Por: Rodrigo Fonseca | Especial para o Correio da Manhã

Um filme que não aceita devoluções

Josi Larger e Carla Cristina Cardoso no filme 'Devolva-me' | Foto: Fred Borba/Divulgação

O Amanhã que se vê em "Devolva-me", o primeiro longa-metragem de Camila Cohen, tem cara de hoje, carrega uma dor - uterina - milenar em seu registro sobre rejeição e desconexão, mas embala uma esperança que parece ser "para sempre". Assim como o oscarizado "Ela" (2013), de Spike Jonze, sua perspectiva sobre o porvir deste nosso mundo dispensa as traquitanas voadoras da ficção científica varejão, porém, conversa com as cartilhas do filão sci-fi "distopia" ao levantar uma premissa digna dos melhores exemplares do gênero: a privatização do amor. No caso, o "amar" que interessa à sua narrativa, pavimentada num roteiro escrito por Gustavo Calenzani, está no âmbito da relação materna.

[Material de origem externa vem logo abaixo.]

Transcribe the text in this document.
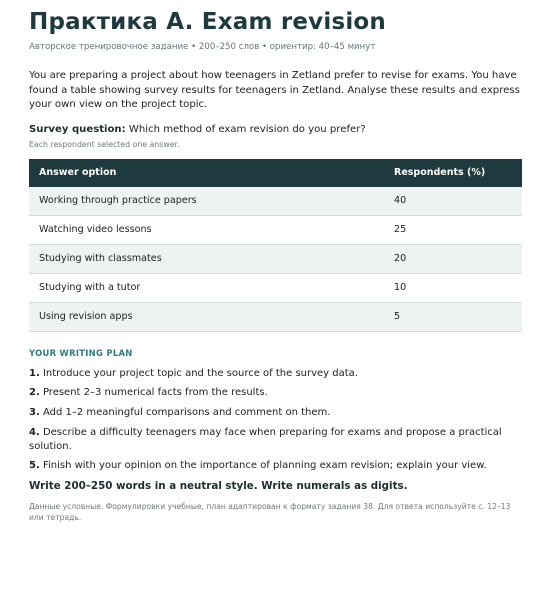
Практика A. Exam revision
Авторское тренировочное задание • 200–250 слов • ориентир: 40–45 минут

You are preparing a project about how teenagers in Zetland prefer to revise for exams. You have found a table showing survey results for teenagers in Zetland. Analyse these results and express your own view on the project topic.

Survey question: Which method of exam revision do you prefer?
Each respondent selected one answer.
Answer option	Respondents (%)
Working through practice papers	40
Watching video lessons	25
Studying with classmates	20
Studying with a tutor	10
Using revision apps	5
YOUR WRITING PLAN
1. Introduce your project topic and the source of the survey data.
2. Present 2–3 numerical facts from the results.
3. Add 1–2 meaningful comparisons and comment on them.
4. Describe a difficulty teenagers may face when preparing for exams and propose a practical solution.
5. Finish with your opinion on the importance of planning exam revision; explain your view.
Write 200–250 words in a neutral style. Write numerals as digits.
Данные условные. Формулировки учебные, план адаптирован к формату задания 38. Для ответа используйте с. 12–13 или тетрадь.
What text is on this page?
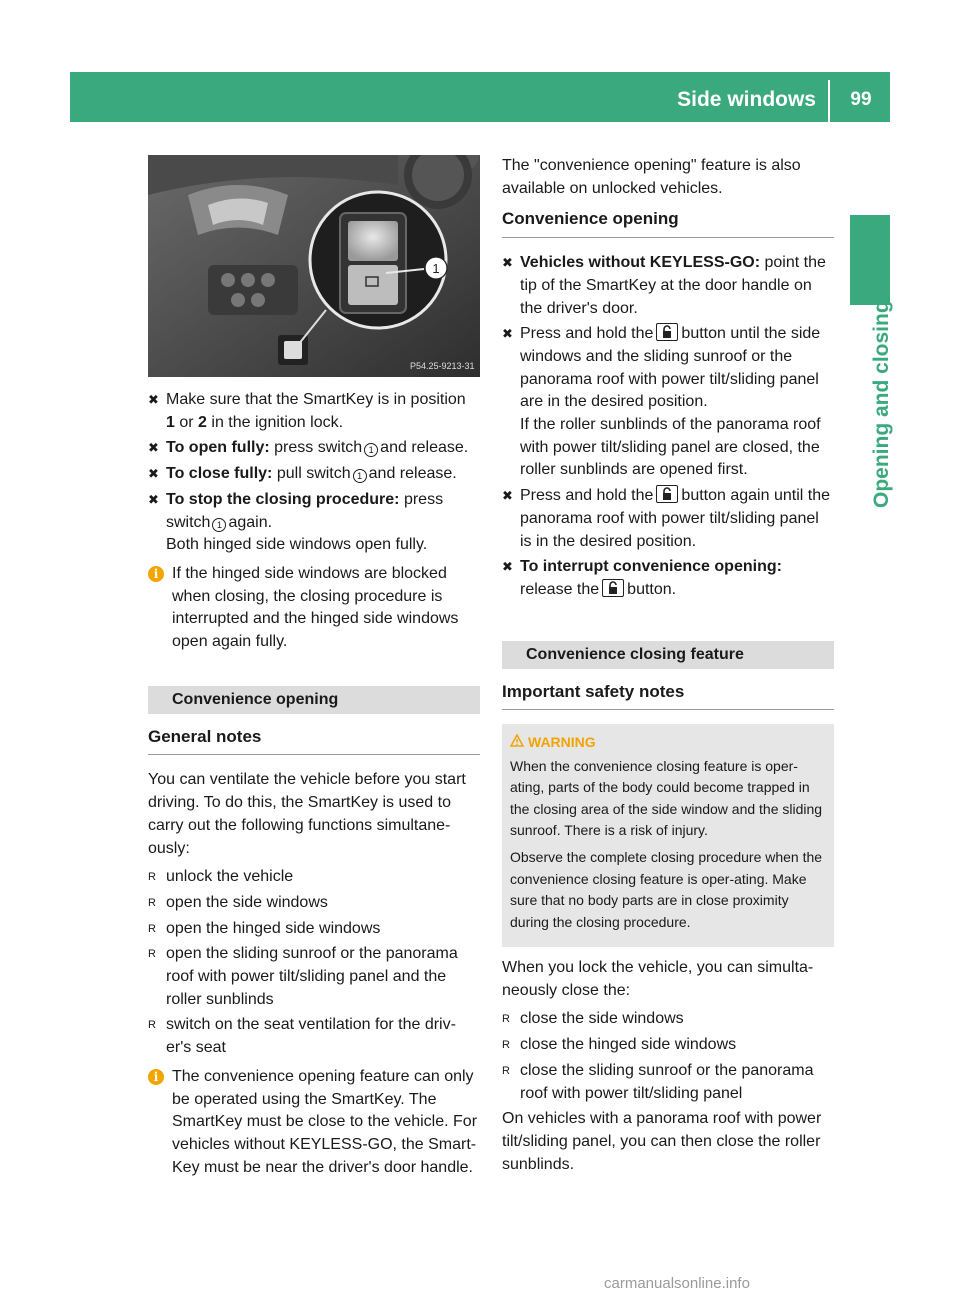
Side windows	99
Opening and closing
1
P54.25-9213-31
✖ Make sure that the SmartKey is in position
1 or 2 in the ignition lock.
✖ To open fully: press switch 1 and release.
✖ To close fully: pull switch 1 and release.
✖ To stop the closing procedure: press switch 1 again.
Both hinged side windows open fully.
i If the hinged side windows are blocked when closing, the closing procedure is interrupted and the hinged side windows open again fully.
Convenience opening
General notes
You can ventilate the vehicle before you start driving. To do this, the SmartKey is used to carry out the following functions simultane-ously:
R unlock the vehicle
R open the side windows
R open the hinged side windows
R open the sliding sunroof or the panorama roof with power tilt/sliding panel and the roller sunblinds
R switch on the seat ventilation for the driv-er's seat
i The convenience opening feature can only be operated using the SmartKey. The SmartKey must be close to the vehicle. For vehicles without KEYLESS-GO, the Smart-Key must be near the driver's door handle.
The "convenience opening" feature is also available on unlocked vehicles.
Convenience opening
✖ Vehicles without KEYLESS-GO: point the tip of the SmartKey at the door handle on the driver's door.
✖ Press and hold the button until the side windows and the sliding sunroof or the panorama roof with power tilt/sliding panel are in the desired position.
If the roller sunblinds of the panorama roof with power tilt/sliding panel are closed, the roller sunblinds are opened first.
✖ Press and hold the button again until the panorama roof with power tilt/sliding panel is in the desired position.
✖ To interrupt convenience opening:
release the button.
Convenience closing feature
Important safety notes
WARNING

When the convenience closing feature is oper-ating, parts of the body could become trapped in the closing area of the side window and the sliding sunroof. There is a risk of injury.

Observe the complete closing procedure when the convenience closing feature is oper-ating. Make sure that no body parts are in close proximity during the closing procedure.

When you lock the vehicle, you can simulta-neously close the:
R close the side windows
R close the hinged side windows
R close the sliding sunroof or the panorama roof with power tilt/sliding panel
On vehicles with a panorama roof with power tilt/sliding panel, you can then close the roller sunblinds.
carmanualsonline.info
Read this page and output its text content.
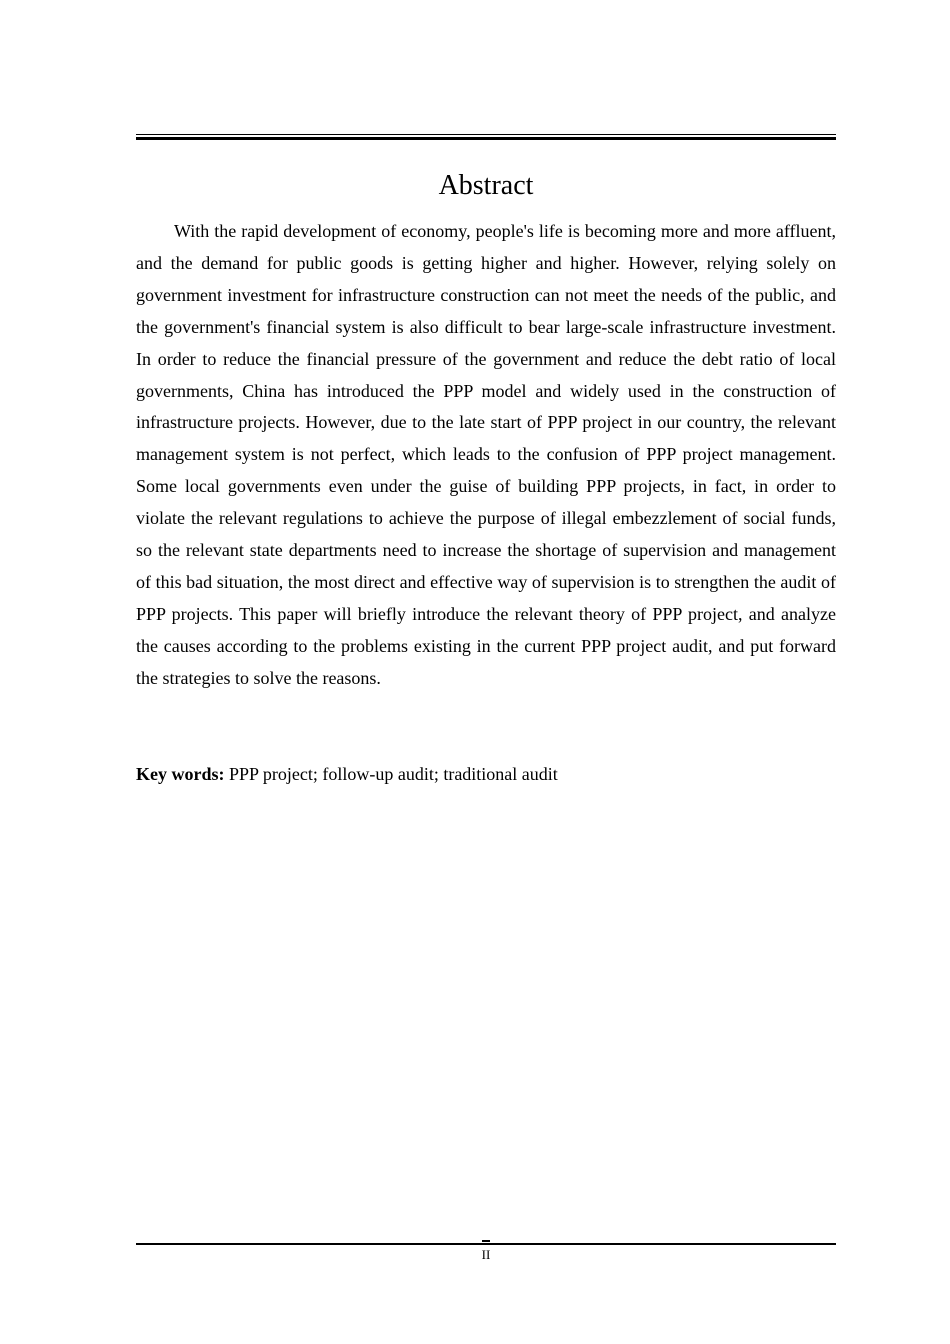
Abstract

With the rapid development of economy, people's life is becoming more and more affluent, and the demand for public goods is getting higher and higher. However, relying solely on government investment for infrastructure construction can not meet the needs of the public, and the government's financial system is also difficult to bear large-scale infrastructure investment. In order to reduce the financial pressure of the government and reduce the debt ratio of local governments, China has introduced the PPP model and widely used in the construction of infrastructure projects. However, due to the late start of PPP project in our country, the relevant management system is not perfect, which leads to the confusion of PPP project management. Some local governments even under the guise of building PPP projects, in fact, in order to violate the relevant regulations to achieve the purpose of illegal embezzlement of social funds, so the relevant state departments need to increase the shortage of supervision and management of this bad situation, the most direct and effective way of supervision is to strengthen the audit of PPP projects. This paper will briefly introduce the relevant theory of PPP project, and analyze the causes according to the problems existing in the current PPP project audit, and put forward the strategies to solve the reasons.

Key words: PPP project; follow-up audit; traditional audit

II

O mote: numa Brasil onde a adoção é proibida, crianças são alugadas por agências regulamentadas. A inspiração: em nosso país, milhares de crianças são devolvidas após tentativas fracassadas de adoção.

"Nem penso nessa história como sendo algo que se passe num futuro, mas, sim, numa linha de tempo distante da nossa, como um mundo paralelo. O maior trabalho do nosso departamento de arte foi afastar essa realidade do cotidiano com que a gente está acostumado", explica Camila ao receber o Correio da Manhã na casa de shows Blue Note, em Copacabana, que integrou os sets de filmagem de sua empreitada, com produção de Priscila Martz - Multiplot Filmes. "A sociedade que está refletida no filme é aquela que deixou de acreditar nos laços de amor, e não apenas por culpa dos governos. É uma realidade em que crianças são tratadas como produtos".

Previsto para chegar às telas em 2026, "Devolva-me" põe a atriz Josi Larger para contracenar com sua filha, Ludy. O enredo acompanha a transformação afetiva da jornalista Nathalia (papel de Josi) depois de "alugar" a pequena Sara (Ludy) por não conseguir engravidar. O que começa como um teste se transforma em um vínculo profundo e inquebrantável. Quando o sistema ameaça separá-las, Nathalia precisa lutar pelo direito de manter a menina consigo, mesmo que isso signifique desafiar as leis, a lógica e a própria sociedade. Um segundo abandono está anunciado, mas o amor pode detê-lo.

"Tento abordar a relação de mãe e filha sem partir do biologismo, para falar de laços que vão além da Biologia, no comprometimento do amor", explica Camila, ao orquestrar a construção de universo distópico, com uma "locadora de pessoas", povoado por figuras arquetípicas como Austero e Hilária.

Do outro lado das câmeras, aqui, no que chamamos de realidade, a estrela de "Devolva-me", Josi Larger, aguardou cinco anos na fila de adoção até que o destino a unisse a Ludy, que já possuía 8 anos na época. Josi desejava fazer um filme que abordasse o sentimento das crianças diante do desamparo e da falta de afeto, ainda que a trama seguisse trilhas ficcionais plenas de invenção. Além de protagonizar o filme, ela também atua como produtora associada, à frente de um elenco que inclui Carla Cristina Cardoso, André Mattos, Renata Castro Barbosa, André Ramiro, João Velho, Cosme dos Santos, Paula Frascari, Rodrigo Candelot, Angela Paz, Alexandre Amador, Nilson Nunes, Giovanna Faria, Lucas Duh, Manuela Granetti, Clarice Thompson, Alice Pastorello, Leo Casais, Nicholas Noah, Bernardo Martins Isaias e mais uma leva de talentos. A fotografia é do bamba Guga Millet.

"Não trabalhos com cores vivas, nem alegres, mas, sim, outonais, numa atmosfera peculiar em que aposto em atuações mais serenas, buscando densidade", explica Camila. "O sentimento de angústia está em cena, mas vemos pessoas que buscam não estarem sozinhas".